We also learned that Trump liked to discard documents in other weird ways a few months ago, back when reports first surfaced that indicated White House staffers might’ve improperly handled some top secret documents when Trump brought boxes of records to Mar-a-Lago after he exited the White House. Those reports included befuddling details about Trump’s penchant for flushing records down the toilet when he was done reading them.

But it appears the unconventional (*cough* maybe illegal *cough*) document-destruction extended beyond the former president himself — a man who we all know had a lot of mystifying habits to begin with.

Politico confirmed today that then-White House chief-of-staff Mark Meadows was also a bit shady about destroying documents following at least one meeting during his tenure as Trump’s right-hand man.

After a post-2020 election meeting between Meadows and Rep. Scott Perry (R-PA), the White House official reportedly set fire to some documents. He apparently did this in his office, which is not only a 🔥 fire hazard 🔥 but a move that could be considered illegal, depending on the nature of the records. That detail is unclear, per Politico and The New York Times, which was first to report on the matter. Information about Meadows burning documents in his office was tucked into the Times’ recent piece on Trump supposedly backing Jan. 6 rioters’ calls to “hang” his former VP Mike Pence.

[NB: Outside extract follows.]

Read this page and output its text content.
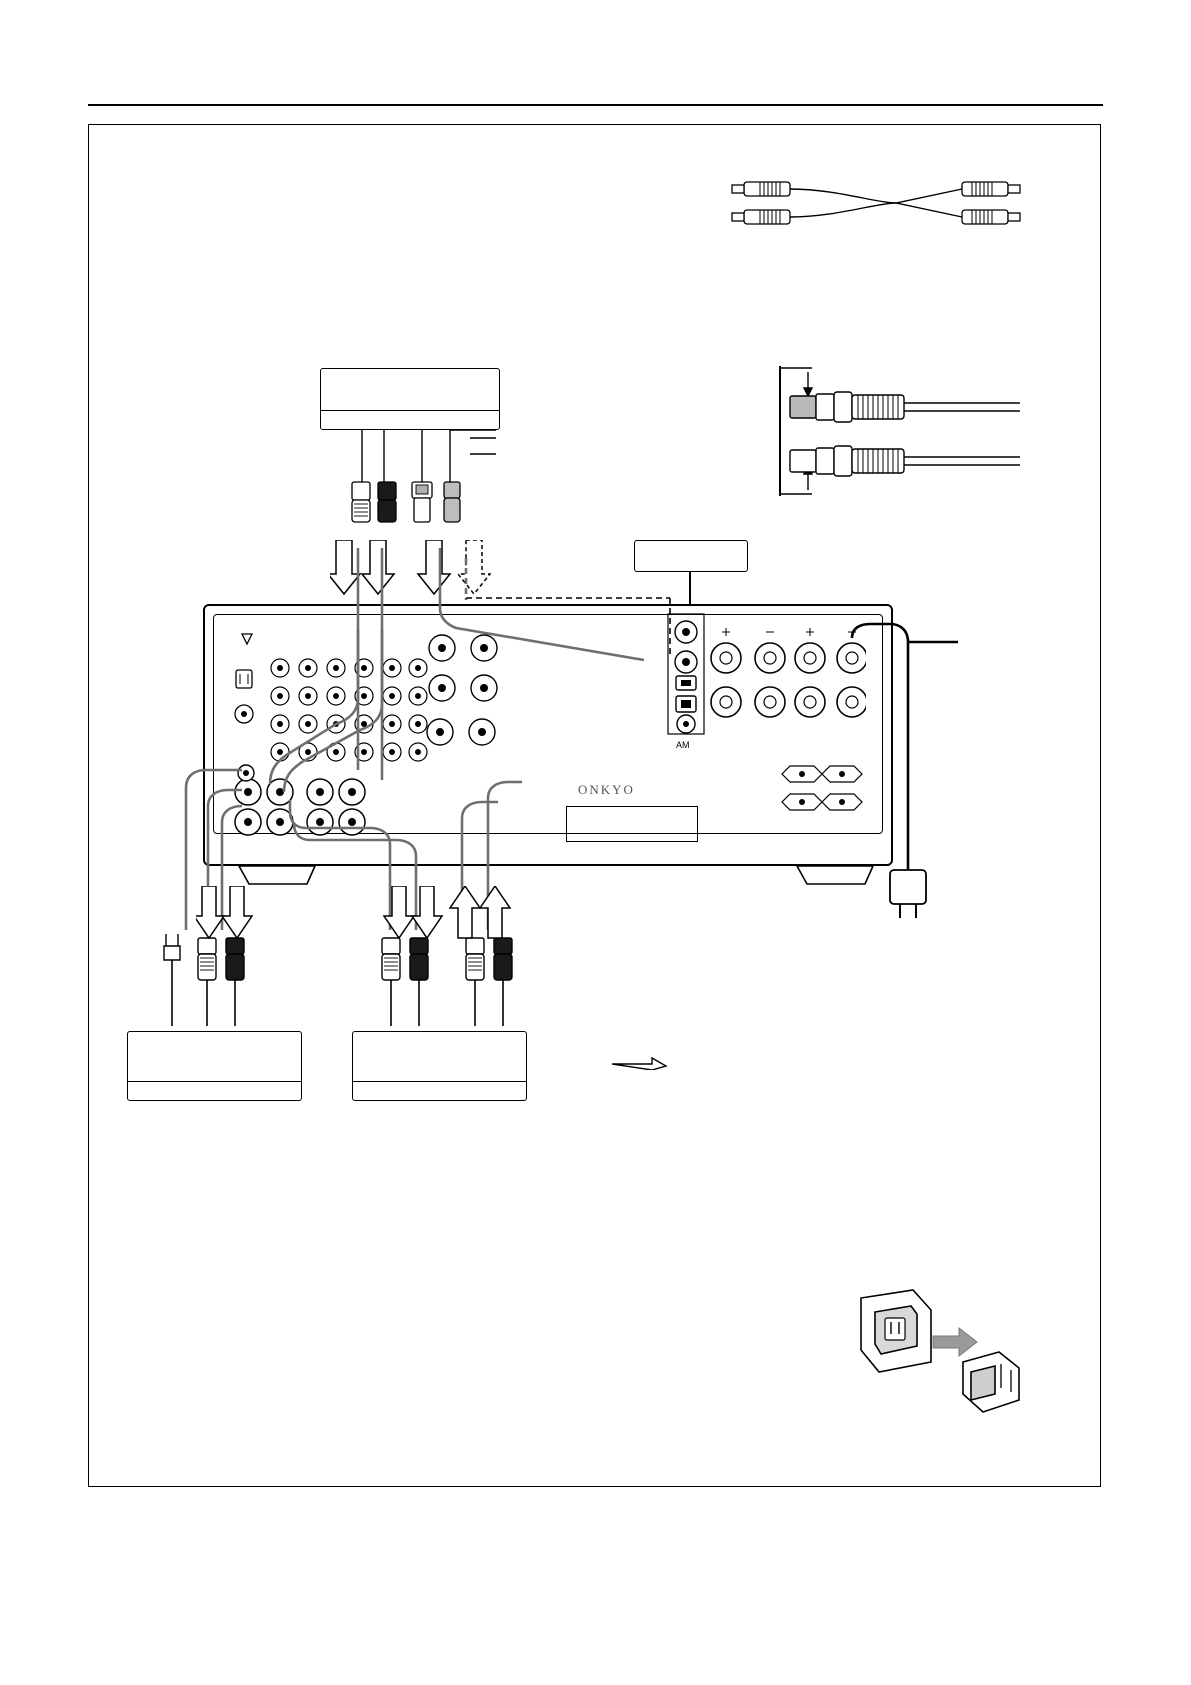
AM
ONKYO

News of Meadows’ apparent arsonistic behavior was revealed in a deposition that one of Meadows’ former aides recently gave to the Jan. 6 select committee investigating the insurrection and Trump’s efforts to incite the violent attack. The ex-Meadows staffer, Cassidy Hutchinson, reportedly told the congressional panel that she witnessed Meadows setting documents on fire after he had a meeting with Perry, who played a key role in helping Trump and his allies dig up ways to subvert the results of the 2020 presidential election.

Both Politico and the Times make it clear that it is, in fact, unclear what documents were set aflame and whether the action violated federal law, but both news outlets’ sources said Meadows’ record-burning is a crucial focus of the Jan. 6 committee’s investigative work.

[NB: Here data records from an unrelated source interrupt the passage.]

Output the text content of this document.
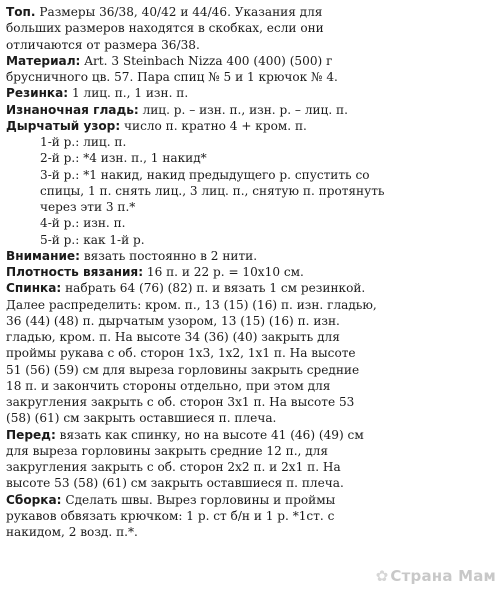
Топ. Размеры 36/38, 40/42 и 44/46. Указания для
больших размеров находятся в скобках, если они
отличаются от размера 36/38.
Материал: Art. 3 Steinbach Nizza 400 (400) (500) г
брусничного цв. 57. Пара спиц № 5 и 1 крючок № 4.
Резинка: 1 лиц. п., 1 изн. п.
Изнаночная гладь: лиц. р. – изн. п., изн. р. – лиц. п.
Дырчатый узор: число п. кратно 4 + кром. п.
1-й р.: лиц. п.
2-й р.: *4 изн. п., 1 накид*
3-й р.: *1 накид, накид предыдущего р. спустить со
спицы, 1 п. снять лиц., 3 лиц. п., снятую п. протянуть
через эти 3 п.*
4-й р.: изн. п.
5-й р.: как 1-й р.
Внимание: вязать постоянно в 2 нити.
Плотность вязания: 16 п. и 22 р. = 10x10 см.
Спинка: набрать 64 (76) (82) п. и вязать 1 см резинкой.
Далее распределить: кром. п., 13 (15) (16) п. изн. гладью,
36 (44) (48) п. дырчатым узором, 13 (15) (16) п. изн.
гладью, кром. п. На высоте 34 (36) (40) закрыть для
проймы рукава с об. сторон 1x3, 1x2, 1x1 п. На высоте
51 (56) (59) см для выреза горловины закрыть средние
18 п. и закончить стороны отдельно, при этом для
закругления закрыть с об. сторон 3x1 п. На высоте 53
(58) (61) см закрыть оставшиеся п. плеча.
Перед: вязать как спинку, но на высоте 41 (46) (49) см
для выреза горловины закрыть средние 12 п., для
закругления закрыть с об. сторон 2x2 п. и 2x1 п. На
высоте 53 (58) (61) см закрыть оставшиеся п. плеча.
Сборка: Сделать швы. Вырез горловины и проймы
рукавов обвязать крючком: 1 р. ст б/н и 1 р. *1ст. с
накидом, 2 возд. п.*.
✿ Страна Мам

Again, details of the destroyed documents and the matters discussed in the Meadows-Perry meeting are still unknown. But we do know that Perry played a sort of liaison role in connecting Trump to Jeffrey Clark. Clark fully bought into Trump’s Big Lie crusade and was a top DOJ official at the time whom Trump considered promoting to the position of acting attorney general after his electoral defeat. When Attorney General Bill Barr announced the DOJ had found no evidence of widespread voter fraud in the 2020 election, Trump was irked and reportedly in search of an election-stealing ally to lead the department — and one who might use the DOJ’s credibility to raise questions about the legitimacy of the election.

And Perry was actively involved at the time in helping Trump, via texts to Meadows, push the Big Lie crusade, according to the Jan. 6 committee.

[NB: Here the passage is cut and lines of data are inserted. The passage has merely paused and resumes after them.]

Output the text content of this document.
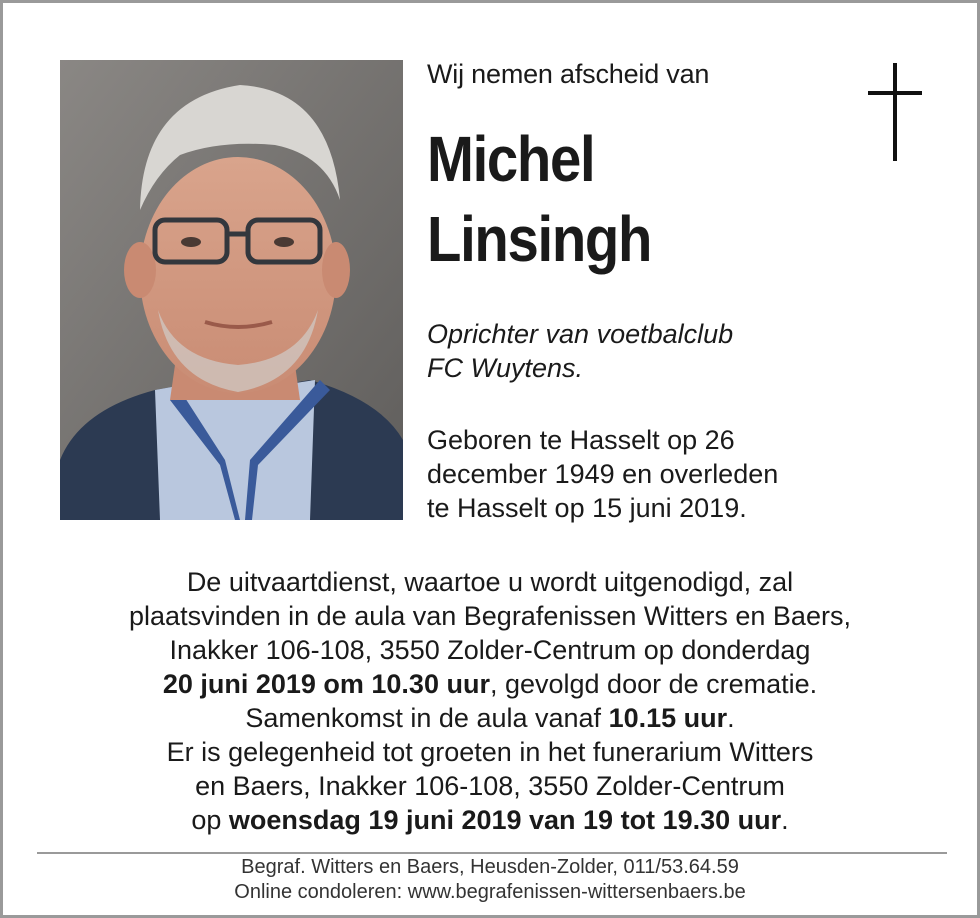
Wij nemen afscheid van
Michel
Linsingh
Oprichter van voetbalclub
FC Wuytens.
Geboren te Hasselt op 26
december 1949 en overleden
te Hasselt op 15 juni 2019.
De uitvaartdienst, waartoe u wordt uitgenodigd, zal
plaatsvinden in de aula van Begrafenissen Witters en Baers,
Inakker 106-108, 3550 Zolder-Centrum op donderdag
20 juni 2019 om 10.30 uur, gevolgd door de crematie.
Samenkomst in de aula vanaf 10.15 uur.
Er is gelegenheid tot groeten in het funerarium Witters
en Baers, Inakker 106-108, 3550 Zolder-Centrum
op woensdag 19 juni 2019 van 19 tot 19.30 uur.
Begraf. Witters en Baers, Heusden-Zolder, 011/53.64.59
Online condoleren: www.begrafenissen-wittersenbaers.be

“Mark, just checking in as time continues to count down,” Perry texted Meadows on Dec. 26, 2020. “11 days to 1/6 and 25 days to inauguration. We gotta get going!”

The plan to install Clark as the head of the DOJ ultimately fell flat, primarily because several members of DOJ leadership warned that they would resign if Trump made such a move.

But the Jan. 6 committee is clearly still interested in Perry’s involvement in the election-stealing scheme. Perry was one of four other Republicans, including House Minority Leader Kevin McCarthy (R-CA), that the panel subpoenaed earlier this month for testimony.

What will come of those subpoenas is still unclear, but at least one Republican, Rep. Jim Jordan (R-OH), signaled last night he might comply with the committee’s subpoena as long as lawmakers meet his list of demands, which include requesting that the committee share any evidence related to him they might’ve gathered over the course of the last 10 months.